Alain de botton is one of the most charming, intelligent writers around today, able to shed new light on topics ranging from architecture to travel to the practical and life-improving uses of philosophy. His latest book, The Pleasures and Sorrows of Work (Pantheon), may be his best. De Botton looks at 10 different industries, including such diverse occupations as engineering, logistics, and cookie-making, and intimately captures what he calls "the beauty and occasional horror of the working world," where much of our lives are spent and where so many hopes and frustrations play out. You won't think about your job the same way after reading it.

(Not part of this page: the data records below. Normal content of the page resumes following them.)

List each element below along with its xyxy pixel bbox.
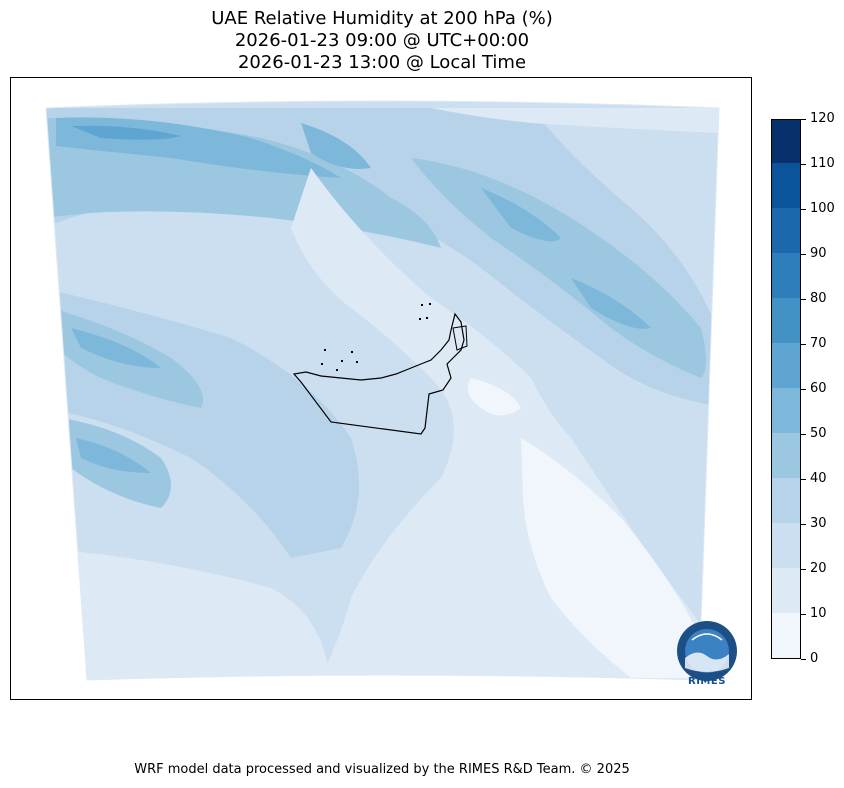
colorbar-tick xyxy=(801,659,806,660)
islands xyxy=(321,303,431,371)
colorbar-label: 60 xyxy=(810,381,827,396)
uae-border xyxy=(292,312,465,435)
uae-inner-border xyxy=(452,325,468,351)
colorbar-tick xyxy=(801,299,806,300)
contour-fill-10-20 xyxy=(46,548,331,680)
colorbar-segment xyxy=(772,297,800,343)
contour-fill-10-20 xyxy=(431,108,719,133)
footer-credit: WRF model data processed and visualized … xyxy=(134,762,630,777)
colorbar-tick xyxy=(801,344,806,345)
colorbar-segment xyxy=(772,120,800,163)
logo-text: RIMES xyxy=(688,676,726,687)
contour-fill-50-60 xyxy=(301,123,371,169)
colorbar-label: 110 xyxy=(810,156,835,171)
colorbar-segment xyxy=(772,612,800,658)
colorbar-segment xyxy=(772,522,800,568)
domain-outline xyxy=(45,100,720,681)
colorbar xyxy=(771,119,801,659)
colorbar-segment xyxy=(772,387,800,433)
colorbar-segment xyxy=(772,477,800,523)
rimes-logo xyxy=(677,621,737,681)
colorbar-label: 20 xyxy=(810,561,827,576)
chart-title-line-3: 2026-01-23 13:00 @ Local Time xyxy=(237,52,527,73)
contour-fill-0-10 xyxy=(521,438,701,678)
contour-fill-0-10 xyxy=(467,378,521,416)
colorbar-segment xyxy=(772,567,800,613)
contour-fill-50-60 xyxy=(571,278,651,329)
colorbar-tick xyxy=(801,209,806,210)
colorbar-segment xyxy=(772,432,800,478)
colorbar-label: 80 xyxy=(810,291,827,306)
colorbar-segment xyxy=(772,162,800,208)
colorbar-tick xyxy=(801,389,806,390)
colorbar-segment xyxy=(772,342,800,388)
colorbar-tick xyxy=(801,119,806,120)
colorbar-tick xyxy=(801,434,806,435)
map-canvas xyxy=(45,100,720,681)
map-panel xyxy=(10,77,752,700)
colorbar-tick xyxy=(801,479,806,480)
colorbar-tick xyxy=(801,164,806,165)
colorbar-tick xyxy=(801,569,806,570)
colorbar-tick xyxy=(801,524,806,525)
contour-fill-50-60 xyxy=(71,328,161,368)
colorbar-label: 90 xyxy=(810,246,827,261)
chart-title-line-2: 2026-01-23 09:00 @ UTC+00:00 xyxy=(234,30,530,51)
chart-title-line-1: UAE Relative Humidity at 200 hPa (%) xyxy=(211,8,553,29)
colorbar-label: 50 xyxy=(810,426,827,441)
contour-fill-50-60 xyxy=(76,438,151,473)
colorbar-segment xyxy=(772,207,800,253)
colorbar-label: 40 xyxy=(810,471,827,486)
colorbar-label: 0 xyxy=(810,651,819,666)
contour-fill-60-70 xyxy=(71,125,181,140)
colorbar-label: 10 xyxy=(810,606,827,621)
colorbar-label: 100 xyxy=(810,201,835,216)
colorbar-tick xyxy=(801,614,806,615)
contour-fill-50-60 xyxy=(481,188,561,242)
colorbar-tick xyxy=(801,254,806,255)
colorbar-label: 120 xyxy=(810,111,835,126)
colorbar-label: 30 xyxy=(810,516,827,531)
humidity-contours xyxy=(46,101,719,680)
colorbar-segment xyxy=(772,252,800,298)
colorbar-label: 70 xyxy=(810,336,827,351)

This year's Newbury Medal winner for best-children's title, Neil Gaiman's The Graveyard Book (HarperCollins), reimagines Kipling's Jungle Book in a dark and sometimes frightening setting. It's a perfect stocking-stuffer for a curious pre-teen (though adults will enjoy it as well). The hero, Nobody Owens, orphaned by the evil "man Jack" as a toddler, winds up adopted by the quarrelsome ghosts of a neighborhood graveyard, who protect him from the killer. As he grows up, navigating between the living world and the dead, Nobody learns about responsibility, family, and bravery. The book abounds with memorable characters and proves, once again, that Gaiman is our greatest fantasist.
Two books by City Journal colleagues illumine our understanding of contemporary economic life. Nicole Gelinas warned about the financial meltdown in our pages long before it happened. Her first book, After the Fall: Saving Capitalism from Wall Streetand Washington (Encounter), provides the most lucid explanation I've yet come across of what caused the crisis and a road map for how to get out of it. Drawing on extensive interviews with the world's leading economic thinkers and policymakers, Guy Sorman's Economics Does Not Lie: A Defense of the Free Market in a Time of Crisis (Encounter) reminds us that, despite our current woes, capitalism works better than any known alternative in generating prosperity.